Quels sont vos sentiments à la veille du Synode sur la famille où vous allez représenter la Conférence des évêques suisses?

Jean-Marie Lovey: Ce sera une expérience forte de l’universalité de l’Eglise. A titre d’exemple, il y a 16 nouveaux évêques du Brésil; 10 de Pologne, 7 du Mexique, 7 Ukrainiens de rite grec-uniate parmi lesquels le plus jeune évêque du monde, âgé de 38 ans! La rencontre avec un évêque de Syrie nous met tous en prise directe avec les situations d’une brûlante actualité.

Quelle est la famille idéale pour vous?

L’écrivain Paul Claudel disait à un de ses amis: «Si tu rencontres une famille idéale, appelle-moi, même la nuit.» Les familles parfaites n’existent pas. Cependant, je rends grâce à Dieu pour les familles où l’on s’aime. Où des êtres humains, dans le respect de leur différence et l’unicité de leur vocation propre, sont capables de mettre en place des conditions où la vie peut être accueillie, respectée, nourrie et partagée.

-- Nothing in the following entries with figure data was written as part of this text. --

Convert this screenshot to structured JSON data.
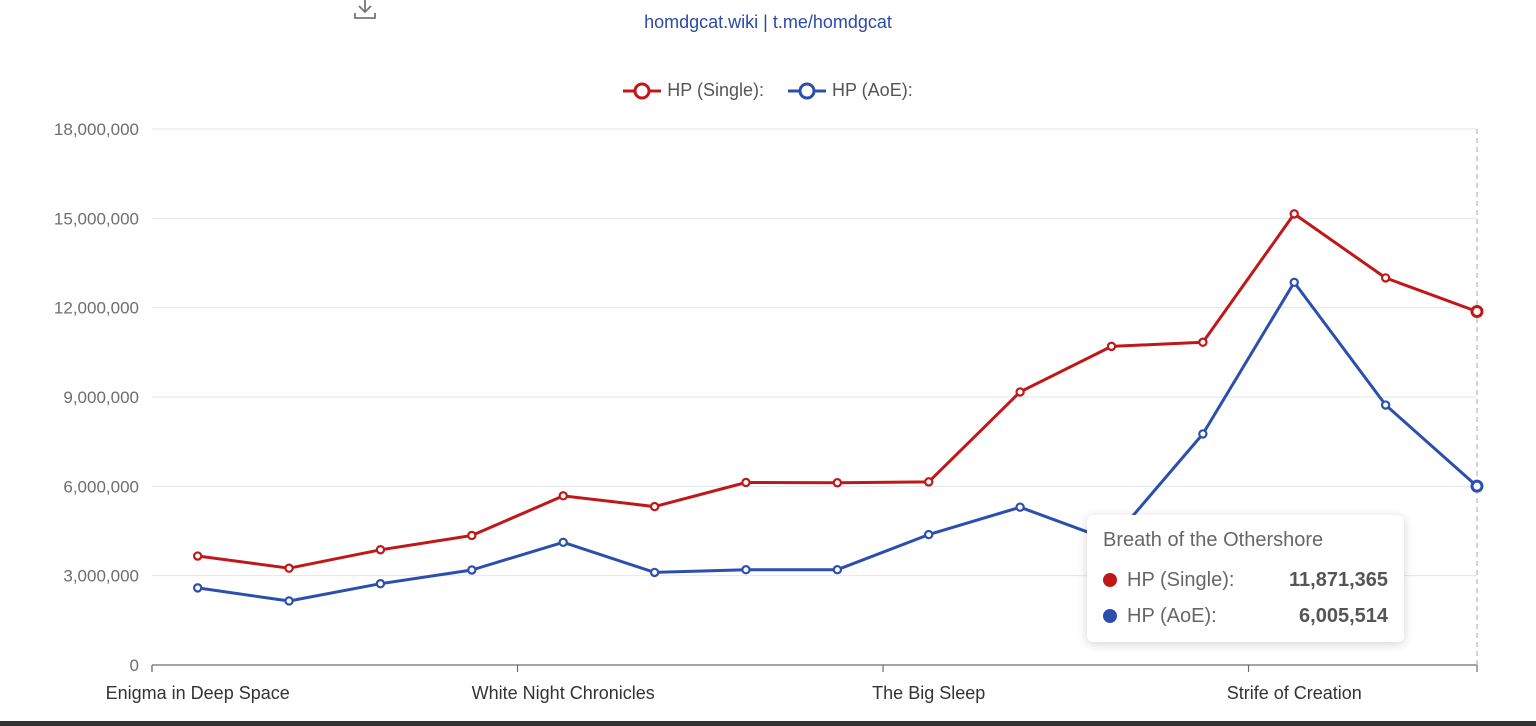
{
  "header": {
    "subtitle": "homdgcat.wiki | t.me/homdgcat",
    "download_icon": "download-icon"
  },
  "chart_data": {
    "type": "line",
    "categories": [
      "Enigma in Deep Space",
      "",
      "",
      "",
      "White Night Chronicles",
      "",
      "",
      "",
      "The Big Sleep",
      "",
      "",
      "",
      "Strife of Creation",
      "",
      ""
    ],
    "series": [
      {
        "name": "HP (Single):",
        "color": "#c01818",
        "values": [
          3660000,
          3250000,
          3870000,
          4350000,
          5680000,
          5320000,
          6130000,
          6120000,
          6150000,
          9170000,
          10700000,
          10840000,
          15150000,
          13000000,
          11871365
        ]
      },
      {
        "name": "HP (AoE):",
        "color": "#2c4fae",
        "values": [
          2590000,
          2150000,
          2730000,
          3190000,
          4120000,
          3110000,
          3200000,
          3200000,
          4380000,
          5300000,
          4170000,
          7760000,
          12850000,
          8730000,
          6005514
        ]
      }
    ],
    "ylim": [
      0,
      18000000
    ],
    "yticks": [
      "0",
      "3,000,000",
      "6,000,000",
      "9,000,000",
      "12,000,000",
      "15,000,000",
      "18,000,000"
    ],
    "grid": true,
    "legend_position": "top-center"
  },
  "tooltip": {
    "title": "Breath of the Othershore",
    "rows": [
      {
        "name": "HP (Single):",
        "value": "11,871,365",
        "color": "#c01818"
      },
      {
        "name": "HP (AoE):",
        "value": "6,005,514",
        "color": "#2c4fae"
      }
    ]
  }
}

De nouveaux modèles de famille comme la famille recomposée ou la famille dont les «parents» sont du même sexe se forment. Qu’en faire?

Nous avons à accompagner pastoralement les personnes, sans peur de montrer le chemin de l’Evangile qui est exigeant. Le Christ le fait sans cesse dans l’Evangile, en appelant au dépassement de soi. Cela sans accabler celui qui ne le pourrait pas.